5.6$ bzr log -r 3402.50.94
------------------------------------------------------------
revno: 3402.50.94
committer: Dmitry Shulga <Dmitry.Shulga@oracle.com>
branch nick: mysql-trunk-bug13608371
timestamp: Mon 2012-01-30 11:34:32 +0600
message:
  This patch fixes bug#13608371 (formerly known as bug 62311):
  segfault in mysqld during early SIGHUP handling.
  
  If during server start up some signals like SIGHUP are caught before full
  server initialization has been done then server may crash.
  
  The reason for this bug is that there was a race condition between signal
  handler thread and main thread that was doing server initialization.
  For example, if SIGHUP signal was delivered to server and caught by signal
  handler thread before server had completed initialization of Event_scheduler
  then server crashed when try to access to uninitialized event_scheduler
  instance during signal handling.
  
  To avoid such race condition we suspend signal processing before full
  initialization of all server components has been completed successfully.

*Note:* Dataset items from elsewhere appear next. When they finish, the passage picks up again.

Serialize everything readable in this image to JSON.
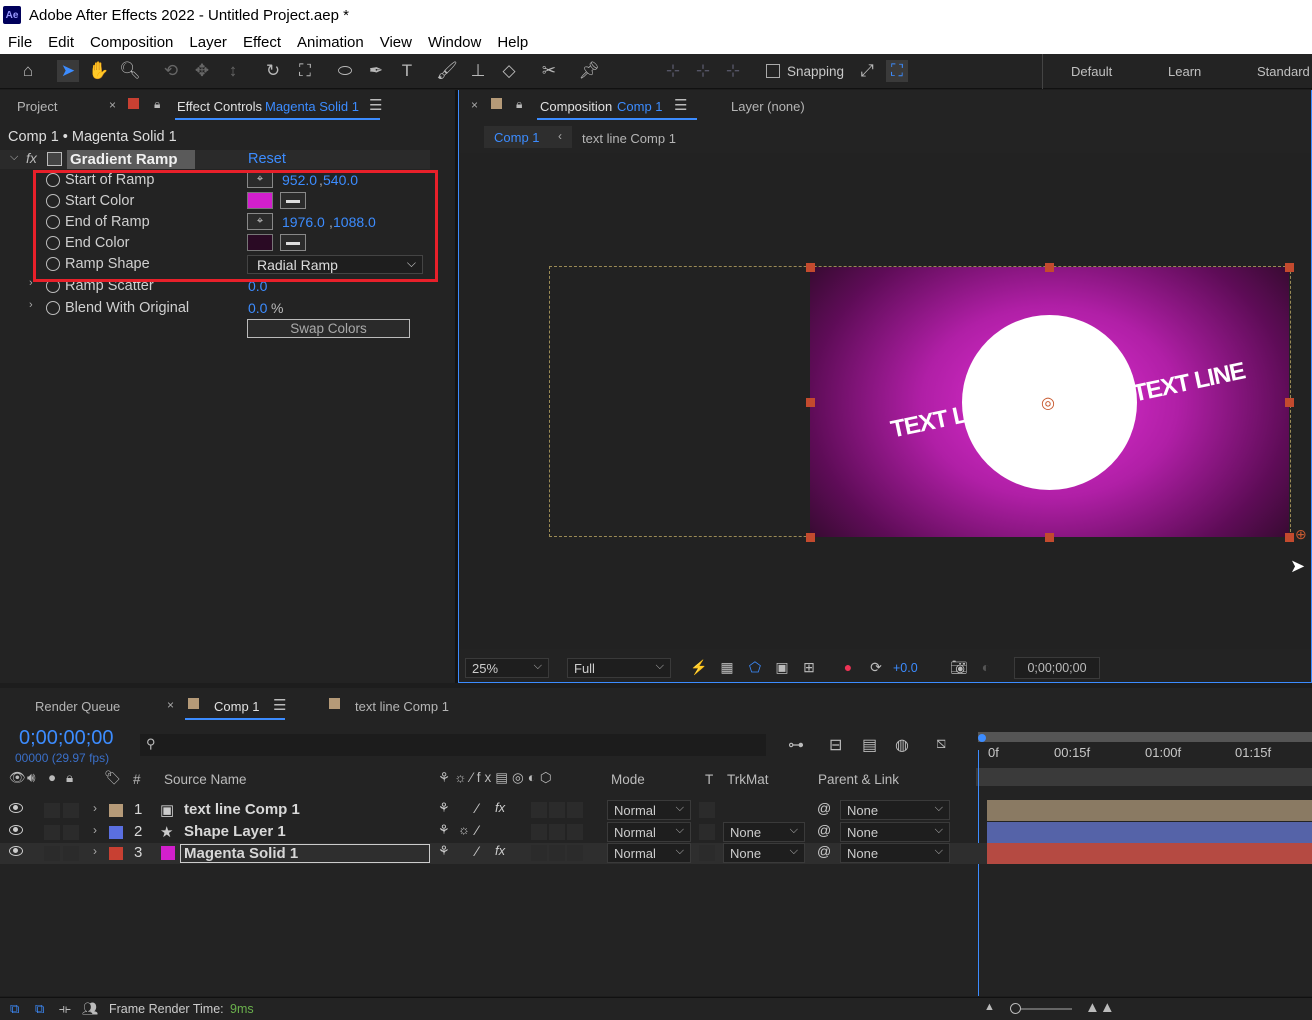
{
  "app": {
    "logo": "Ae",
    "title": "Adobe After Effects 2022 - Untitled Project.aep *"
  },
  "menu": [
    "File",
    "Edit",
    "Composition",
    "Layer",
    "Effect",
    "Animation",
    "View",
    "Window",
    "Help"
  ],
  "toolbar": {
    "snapping": "Snapping",
    "workspaces": [
      "Default",
      "Learn",
      "Standard"
    ]
  },
  "left_panel": {
    "tab_project": "Project",
    "tab_effect_controls": "Effect Controls",
    "tab_effect_layer": "Magenta Solid 1",
    "breadcrumb": "Comp 1 • Magenta Solid 1",
    "effect_name": "Gradient Ramp",
    "reset": "Reset",
    "props": [
      {
        "name": "Start of Ramp",
        "value_x": "952.0",
        "value_y": "540.0"
      },
      {
        "name": "Start Color",
        "color": "#d21fcc"
      },
      {
        "name": "End of Ramp",
        "value_x": "1976.0",
        "value_y": "1088.0"
      },
      {
        "name": "End Color",
        "color": "#2a0a24"
      },
      {
        "name": "Ramp Shape",
        "value": "Radial Ramp"
      },
      {
        "name": "Ramp Scatter",
        "value": "0.0"
      },
      {
        "name": "Blend With Original",
        "value": "0.0",
        "unit": "%"
      }
    ],
    "swap_button": "Swap Colors",
    "highlight_color": "#e8202a"
  },
  "comp_panel": {
    "tab_composition": "Composition",
    "tab_comp_name": "Comp 1",
    "tab_layer": "Layer (none)",
    "flow_comp1": "Comp 1",
    "flow_textline": "text line Comp 1",
    "text_art": "TEXT LINE",
    "zoom": "25%",
    "resolution": "Full",
    "exposure": "+0.0",
    "timecode": "0;00;00;00"
  },
  "timeline": {
    "tab_render": "Render Queue",
    "tab_comp1": "Comp 1",
    "tab_textline": "text line Comp 1",
    "timecode": "0;00;00;00",
    "fps": "00000 (29.97 fps)",
    "headers": {
      "num": "#",
      "source": "Source Name",
      "mode": "Mode",
      "t": "T",
      "trkmat": "TrkMat",
      "parent": "Parent & Link"
    },
    "ruler": [
      "0f",
      "00:15f",
      "01:00f",
      "01:15f"
    ],
    "layers": [
      {
        "num": "1",
        "name": "text line Comp 1",
        "label": "#b59a78",
        "mode": "Normal",
        "trkmat": "",
        "parent": "None",
        "bar": "#8a7a63"
      },
      {
        "num": "2",
        "name": "Shape Layer 1",
        "label": "#5a6fe0",
        "mode": "Normal",
        "trkmat": "None",
        "parent": "None",
        "bar": "#5563a8"
      },
      {
        "num": "3",
        "name": "Magenta Solid 1",
        "label": "#c84032",
        "mode": "Normal",
        "trkmat": "None",
        "parent": "None",
        "bar": "#b54a42"
      }
    ]
  },
  "status": {
    "label": "Frame Render Time:",
    "value": "9ms"
  }
}
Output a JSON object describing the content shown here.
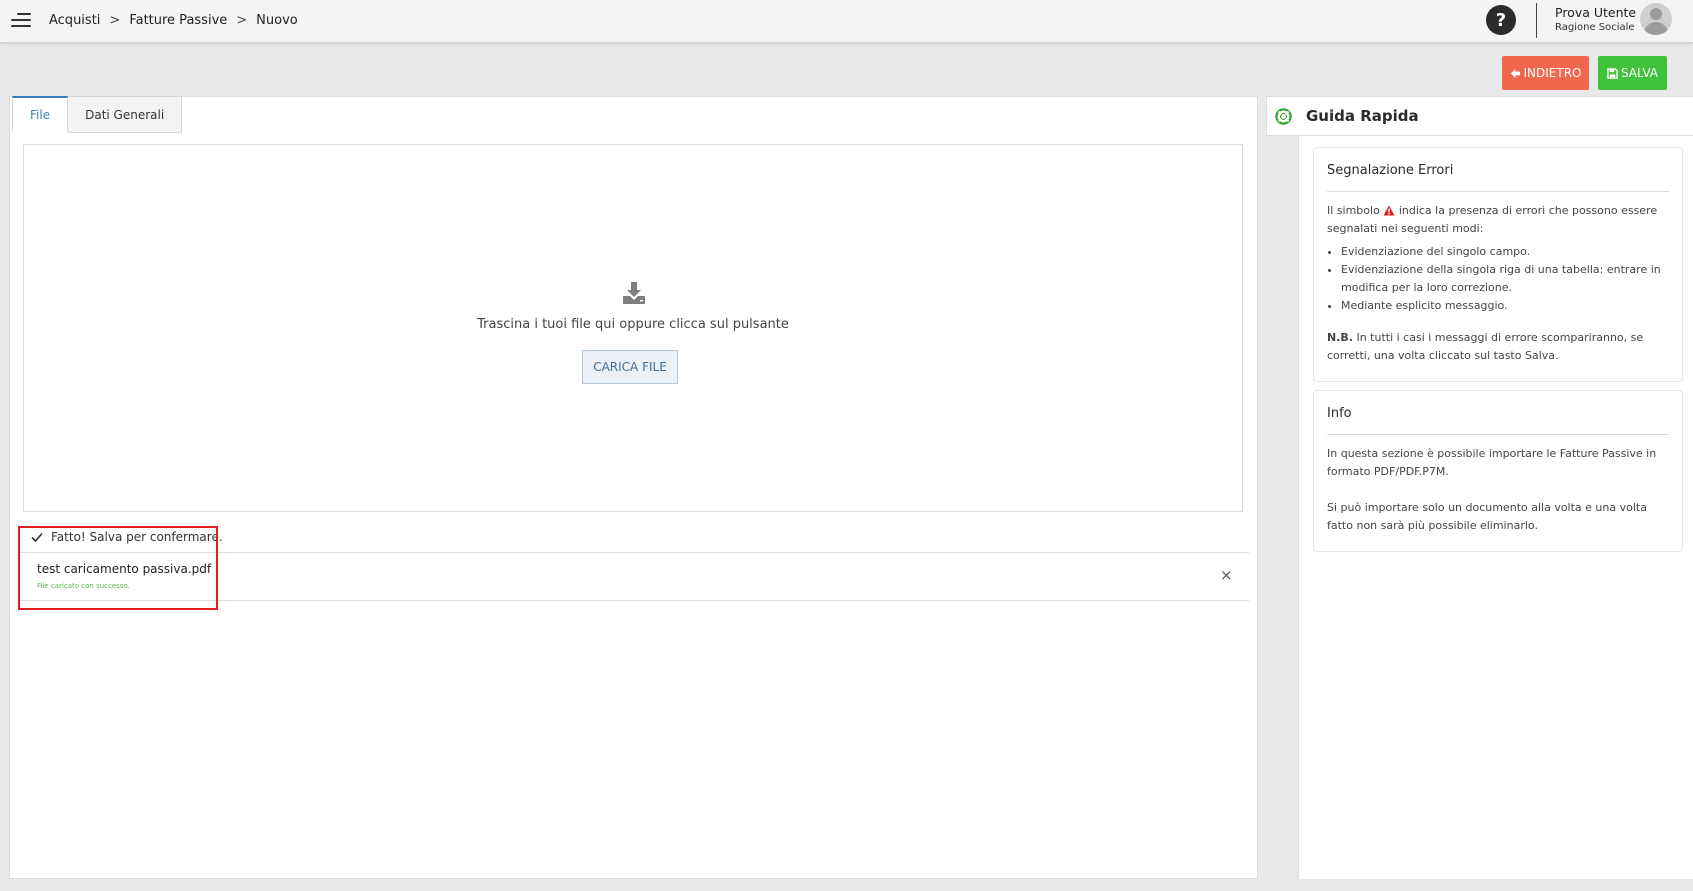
{
  "header": {
    "breadcrumb": [
      "Acquisti",
      "Fatture Passive",
      "Nuovo"
    ],
    "separator": ">",
    "help_label": "?",
    "user_name": "Prova Utente",
    "user_org": "Ragione Sociale"
  },
  "actions": {
    "back_label": "INDIETRO",
    "save_label": "SALVA",
    "back_color": "#f0674f",
    "save_color": "#41c23c"
  },
  "tabs": [
    {
      "label": "File",
      "active": true
    },
    {
      "label": "Dati Generali",
      "active": false
    }
  ],
  "dropzone": {
    "icon": "download-icon",
    "text": "Trascina i tuoi file qui oppure clicca sul pulsante",
    "button_label": "CARICA FILE"
  },
  "upload": {
    "status_text": "Fatto! Salva per confermare.",
    "file_name": "test caricamento passiva.pdf",
    "file_message": "File caricato con successo.",
    "remove_label": "×"
  },
  "guide": {
    "title": "Guida Rapida",
    "errors_card": {
      "title": "Segnalazione Errori",
      "intro_before": "Il simbolo",
      "intro_after": "indica la presenza di errori che possono essere segnalati nei seguenti modi:",
      "items": [
        "Evidenziazione del singolo campo.",
        "Evidenziazione della singola riga di una tabella: entrare in modifica per la loro correzione.",
        "Mediante esplicito messaggio."
      ],
      "nb_label": "N.B.",
      "nb_text": "In tutti i casi i messaggi di errore scompariranno, se corretti, una volta cliccato sul tasto Salva."
    },
    "info_card": {
      "title": "Info",
      "paragraph1": "In questa sezione è possibile importare le Fatture Passive in formato PDF/PDF.P7M.",
      "paragraph2": "Si può importare solo un documento alla volta e una volta fatto non sarà più possibile eliminarlo."
    }
  }
}
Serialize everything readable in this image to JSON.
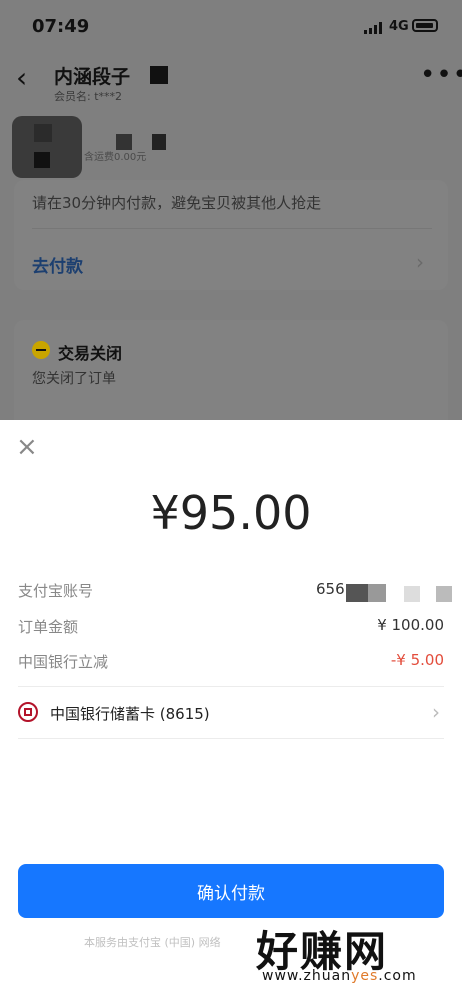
{
  "status_bar": {
    "time": "07:49",
    "network": "4G"
  },
  "header": {
    "back_glyph": "‹",
    "title": "内涵段子",
    "member_label": "会员名: t***2",
    "more_glyph": "•••"
  },
  "order": {
    "fee_text": "含运费0.00元"
  },
  "pending_card": {
    "notice": "请在30分钟内付款，避免宝贝被其他人抢走",
    "pay_link": "去付款",
    "arrow": "›"
  },
  "closed_card": {
    "title": "交易关闭",
    "desc": "您关闭了订单"
  },
  "payment_sheet": {
    "close_glyph": "×",
    "amount": "¥95.00",
    "account": {
      "label": "支付宝账号",
      "value": "656"
    },
    "order_amount": {
      "label": "订单金额",
      "value": "¥ 100.00"
    },
    "discount": {
      "label": "中国银行立减",
      "value": "-¥ 5.00"
    },
    "payment_method": {
      "label": "中国银行储蓄卡 (8615)",
      "arrow": "›"
    },
    "confirm_button": "确认付款",
    "footer": "本服务由支付宝 (中国) 网络"
  },
  "watermark": {
    "text": "好赚网",
    "url_prefix": "www.zhuan",
    "url_highlight": "yes",
    "url_suffix": ".com"
  },
  "colors": {
    "primary": "#1677ff",
    "discount": "#e34d3c",
    "bank_red": "#b3132a"
  }
}
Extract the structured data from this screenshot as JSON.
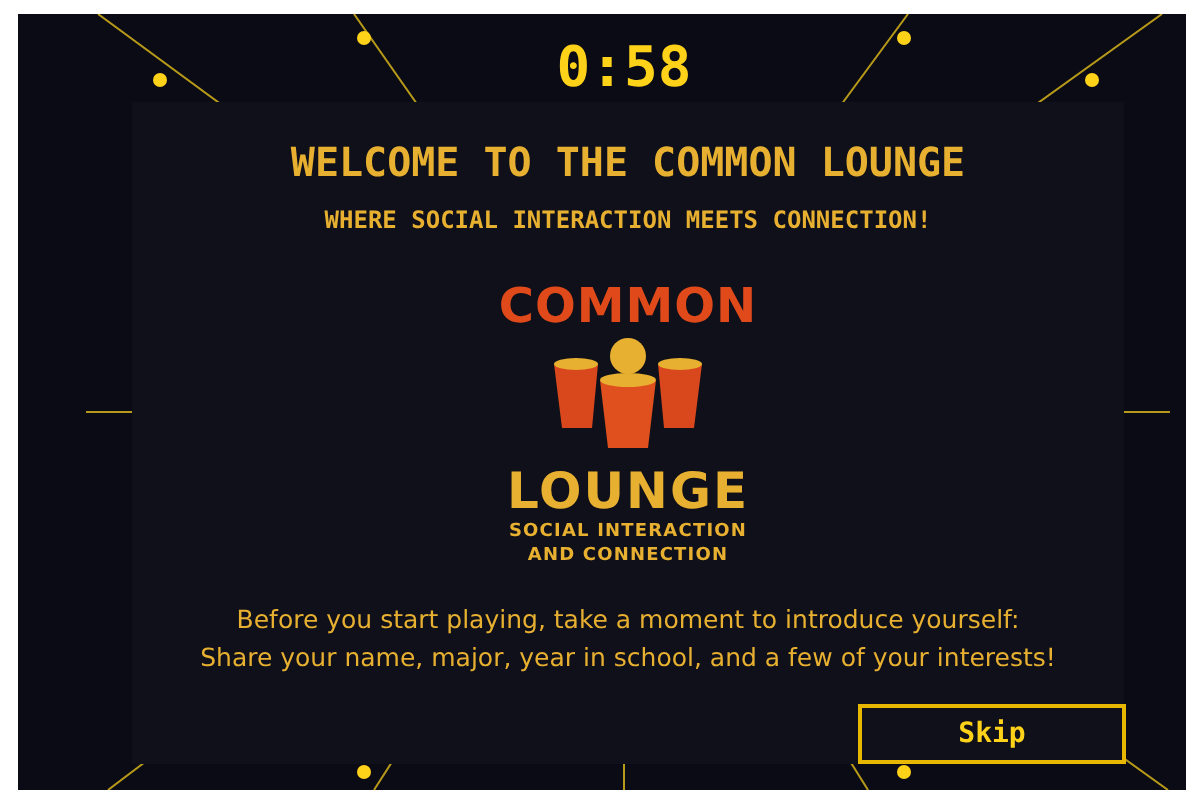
{
  "timer": "0:58",
  "title": "WELCOME TO THE COMMON LOUNGE",
  "subtitle": "WHERE SOCIAL INTERACTION MEETS CONNECTION!",
  "logo": {
    "top": "COMMON",
    "bottom": "LOUNGE",
    "tagline": [
      "SOCIAL INTERACTION",
      "AND CONNECTION"
    ]
  },
  "instructions": [
    "Before you start playing, take a moment to introduce yourself:",
    "Share your name, major, year in school, and a few of your interests!"
  ],
  "skip_button": "Skip"
}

  It's achieved by waiting for on COND_server_started conditional variable
  until a flag mysqld_server_started is true.
  
  Moreover superfluous call of pthread_sigmask() to set thread signal mask
  was removed since all signal have been already blocked during execution
  of my_init_signal().
  
  Also call of mysql_cond_broadcast(&COND_thread_count) at signal_hand()
  was moved under protection of mutex LOCK_thread_count to provide deterministic
  schedule behaviour.

Is this fix going to be backported to 5.5 or older (since this was reported for 5.1). The fix seems to be only in 5.6 tree.